The HPCOPULA Procedure

Dependence Measures

There are three basic types of dependence measures: linear correlation, rank correlation, and tail dependence. Linear correlation is given by

$\rho \equiv \textrm{corr}(X,Y)= \frac{\textrm{cov}(X,Y)}{\sqrt {\textrm{var}(X)}\sqrt {\textrm{var}(Y)}}$

The linear correlation coefficient contains very limited information about the joint properties of the variables. A well-known property is that zero correlation does not imply independence, whereas independence implies zero correlation. In addition, there are distinct bivariate distributions that have the same marginal distribution and the same correlation coefficient. These results suggest that caution must be used in interpreting the linear correlation.

Another statistical measure of dependence is rank correlation, which is nonparametric. For example, Kendall’s tau is the covariance between the sign statistics $X_1-\tilde{X}_1$ and $X_2-\tilde{X}_2$ , where $(\tilde{X}_1,\tilde{X}_2)$ is an independent copy of $(X_1,X_2)$ :

$\rho _\tau \equiv E[\textrm{sign}(X_1 -\tilde{X}_1)(X_2 -\tilde{X}_2)]$

The sign function (sometimes written as sgn) is defined as

$\textrm{sign}(x)= \begin{cases} -1 & \mr{if } x \le 0 \\ 0 & \mr{if } x = 0 \\ 1 & \mr{if } x \ge 0 \end{cases}$

Spearman’s rho is the correlation between the transformed random variables:

$\rho _ S(X_1,X_2) \equiv \rho (F_1(X_1),F_2(X_2))$

The variables are transformed by their distribution functions so that the transformed variables are uniformly distributed on $[0,1]$ . The rank correlations depend only on the copula of the random variables and are indifferent to the marginal distributions. Like linear correlation, rank correlation has its limitations. In particular, different copulas result in the same rank correlation.

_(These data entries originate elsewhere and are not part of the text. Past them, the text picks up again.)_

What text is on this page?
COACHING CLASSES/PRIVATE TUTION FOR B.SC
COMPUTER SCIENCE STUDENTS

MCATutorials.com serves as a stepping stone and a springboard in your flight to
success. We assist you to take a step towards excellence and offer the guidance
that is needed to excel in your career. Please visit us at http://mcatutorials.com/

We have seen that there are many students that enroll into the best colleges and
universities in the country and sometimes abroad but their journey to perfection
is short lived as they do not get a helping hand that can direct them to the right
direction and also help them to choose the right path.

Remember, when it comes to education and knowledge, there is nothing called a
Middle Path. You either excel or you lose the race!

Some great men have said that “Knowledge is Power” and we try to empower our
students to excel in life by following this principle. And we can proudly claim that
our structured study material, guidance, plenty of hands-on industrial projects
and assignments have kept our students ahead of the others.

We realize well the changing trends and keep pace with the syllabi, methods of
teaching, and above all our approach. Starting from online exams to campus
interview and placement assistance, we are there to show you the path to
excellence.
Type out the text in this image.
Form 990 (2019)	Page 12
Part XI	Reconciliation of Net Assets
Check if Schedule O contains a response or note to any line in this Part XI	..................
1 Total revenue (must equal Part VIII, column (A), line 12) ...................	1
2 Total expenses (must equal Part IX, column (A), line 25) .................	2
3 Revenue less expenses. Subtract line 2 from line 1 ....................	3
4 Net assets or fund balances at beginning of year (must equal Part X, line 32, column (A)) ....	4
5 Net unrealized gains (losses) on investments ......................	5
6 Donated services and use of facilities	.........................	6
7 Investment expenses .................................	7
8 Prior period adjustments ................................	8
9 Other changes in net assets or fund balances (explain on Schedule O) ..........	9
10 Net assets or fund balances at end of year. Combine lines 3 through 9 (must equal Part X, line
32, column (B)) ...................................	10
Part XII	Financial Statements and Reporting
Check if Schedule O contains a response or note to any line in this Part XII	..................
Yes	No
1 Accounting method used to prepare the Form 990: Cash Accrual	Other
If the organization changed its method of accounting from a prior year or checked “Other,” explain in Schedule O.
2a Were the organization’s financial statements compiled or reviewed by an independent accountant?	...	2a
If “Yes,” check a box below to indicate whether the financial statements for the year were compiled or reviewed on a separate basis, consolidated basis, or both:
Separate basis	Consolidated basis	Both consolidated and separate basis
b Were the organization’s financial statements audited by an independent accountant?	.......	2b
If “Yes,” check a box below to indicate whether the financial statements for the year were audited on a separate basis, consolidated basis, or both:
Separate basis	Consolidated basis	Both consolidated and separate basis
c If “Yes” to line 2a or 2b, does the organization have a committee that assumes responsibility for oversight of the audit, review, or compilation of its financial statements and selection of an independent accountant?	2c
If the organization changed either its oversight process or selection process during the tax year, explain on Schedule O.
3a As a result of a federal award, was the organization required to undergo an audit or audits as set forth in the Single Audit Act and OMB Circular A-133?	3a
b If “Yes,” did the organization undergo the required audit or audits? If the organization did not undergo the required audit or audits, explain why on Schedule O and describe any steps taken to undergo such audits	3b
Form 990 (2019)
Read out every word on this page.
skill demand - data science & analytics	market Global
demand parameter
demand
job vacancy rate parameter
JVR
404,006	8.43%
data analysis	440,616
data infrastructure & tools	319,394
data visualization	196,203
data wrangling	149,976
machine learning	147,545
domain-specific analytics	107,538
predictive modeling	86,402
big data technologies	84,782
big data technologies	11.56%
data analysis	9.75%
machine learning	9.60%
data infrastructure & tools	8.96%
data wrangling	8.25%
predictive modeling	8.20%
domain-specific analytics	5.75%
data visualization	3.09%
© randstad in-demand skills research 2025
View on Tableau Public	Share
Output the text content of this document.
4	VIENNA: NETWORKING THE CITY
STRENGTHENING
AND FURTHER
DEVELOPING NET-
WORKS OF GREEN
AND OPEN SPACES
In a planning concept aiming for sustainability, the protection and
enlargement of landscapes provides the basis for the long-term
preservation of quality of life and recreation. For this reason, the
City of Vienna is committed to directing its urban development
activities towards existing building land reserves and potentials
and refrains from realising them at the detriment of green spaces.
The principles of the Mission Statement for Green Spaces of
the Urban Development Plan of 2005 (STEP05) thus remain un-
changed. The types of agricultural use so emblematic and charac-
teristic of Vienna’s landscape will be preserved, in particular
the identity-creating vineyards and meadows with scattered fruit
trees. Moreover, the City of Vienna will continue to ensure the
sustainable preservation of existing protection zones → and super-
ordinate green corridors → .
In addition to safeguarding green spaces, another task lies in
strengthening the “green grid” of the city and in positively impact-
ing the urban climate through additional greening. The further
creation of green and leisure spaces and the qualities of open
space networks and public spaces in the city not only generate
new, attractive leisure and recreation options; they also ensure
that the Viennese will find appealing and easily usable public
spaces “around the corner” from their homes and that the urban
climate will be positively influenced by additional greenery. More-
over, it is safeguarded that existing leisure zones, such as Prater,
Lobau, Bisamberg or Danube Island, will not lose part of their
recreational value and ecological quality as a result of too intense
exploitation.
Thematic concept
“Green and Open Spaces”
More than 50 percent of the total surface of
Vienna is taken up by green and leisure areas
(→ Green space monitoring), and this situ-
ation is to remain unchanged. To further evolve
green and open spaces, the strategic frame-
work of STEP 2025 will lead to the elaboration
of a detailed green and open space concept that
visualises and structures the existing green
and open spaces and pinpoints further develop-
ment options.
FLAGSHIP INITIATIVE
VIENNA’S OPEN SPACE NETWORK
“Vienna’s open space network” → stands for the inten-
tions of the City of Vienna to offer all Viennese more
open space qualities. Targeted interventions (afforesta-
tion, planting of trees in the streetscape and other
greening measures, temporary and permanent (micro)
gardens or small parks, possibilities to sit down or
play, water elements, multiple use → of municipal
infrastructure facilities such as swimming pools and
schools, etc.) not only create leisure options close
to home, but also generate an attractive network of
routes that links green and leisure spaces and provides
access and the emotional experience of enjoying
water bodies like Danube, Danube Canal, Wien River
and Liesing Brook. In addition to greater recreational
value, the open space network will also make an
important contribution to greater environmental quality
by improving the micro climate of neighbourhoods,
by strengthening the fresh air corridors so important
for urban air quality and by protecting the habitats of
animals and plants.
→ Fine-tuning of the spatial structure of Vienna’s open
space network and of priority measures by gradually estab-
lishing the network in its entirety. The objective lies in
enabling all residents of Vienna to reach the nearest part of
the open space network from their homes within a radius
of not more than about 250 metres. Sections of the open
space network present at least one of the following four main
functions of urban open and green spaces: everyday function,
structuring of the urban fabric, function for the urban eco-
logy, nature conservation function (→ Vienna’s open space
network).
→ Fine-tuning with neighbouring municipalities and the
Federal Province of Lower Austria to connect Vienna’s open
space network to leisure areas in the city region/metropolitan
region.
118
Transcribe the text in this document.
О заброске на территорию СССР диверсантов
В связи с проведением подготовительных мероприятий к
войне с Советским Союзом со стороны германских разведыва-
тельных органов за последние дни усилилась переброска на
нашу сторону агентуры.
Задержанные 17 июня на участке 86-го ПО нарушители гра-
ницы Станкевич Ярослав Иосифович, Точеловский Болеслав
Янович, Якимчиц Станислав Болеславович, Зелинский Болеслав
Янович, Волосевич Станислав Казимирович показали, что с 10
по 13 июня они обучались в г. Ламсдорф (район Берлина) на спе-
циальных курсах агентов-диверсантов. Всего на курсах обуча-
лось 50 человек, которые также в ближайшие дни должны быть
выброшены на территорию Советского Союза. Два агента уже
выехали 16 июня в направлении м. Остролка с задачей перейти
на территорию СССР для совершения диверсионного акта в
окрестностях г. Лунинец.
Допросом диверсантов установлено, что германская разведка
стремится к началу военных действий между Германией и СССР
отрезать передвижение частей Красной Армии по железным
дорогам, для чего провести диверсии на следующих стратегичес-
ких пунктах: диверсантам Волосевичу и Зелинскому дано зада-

A third measure, tail dependence, focuses on only part of the joint properties between the variables. Tail dependence measures the dependence when both variables have extreme values. Formally, they can be defined as the conditional probabilities of quantile exceedances. There are two types of tail dependence:

Upper tail dependence is defined as

$\lambda _ u(X_1,X_2) \equiv \lim _{q->1^-} P(X_2> F_2^{-1}(q)|X_1>F_1^{-1}(q))$

when the limit exists and $\lambda _ u \in [0,1]$ . Here $F_ j^{-1}$ is the quantile function (that is, the inverse of the CDF).
Lower tail dependence is defined symmetrically.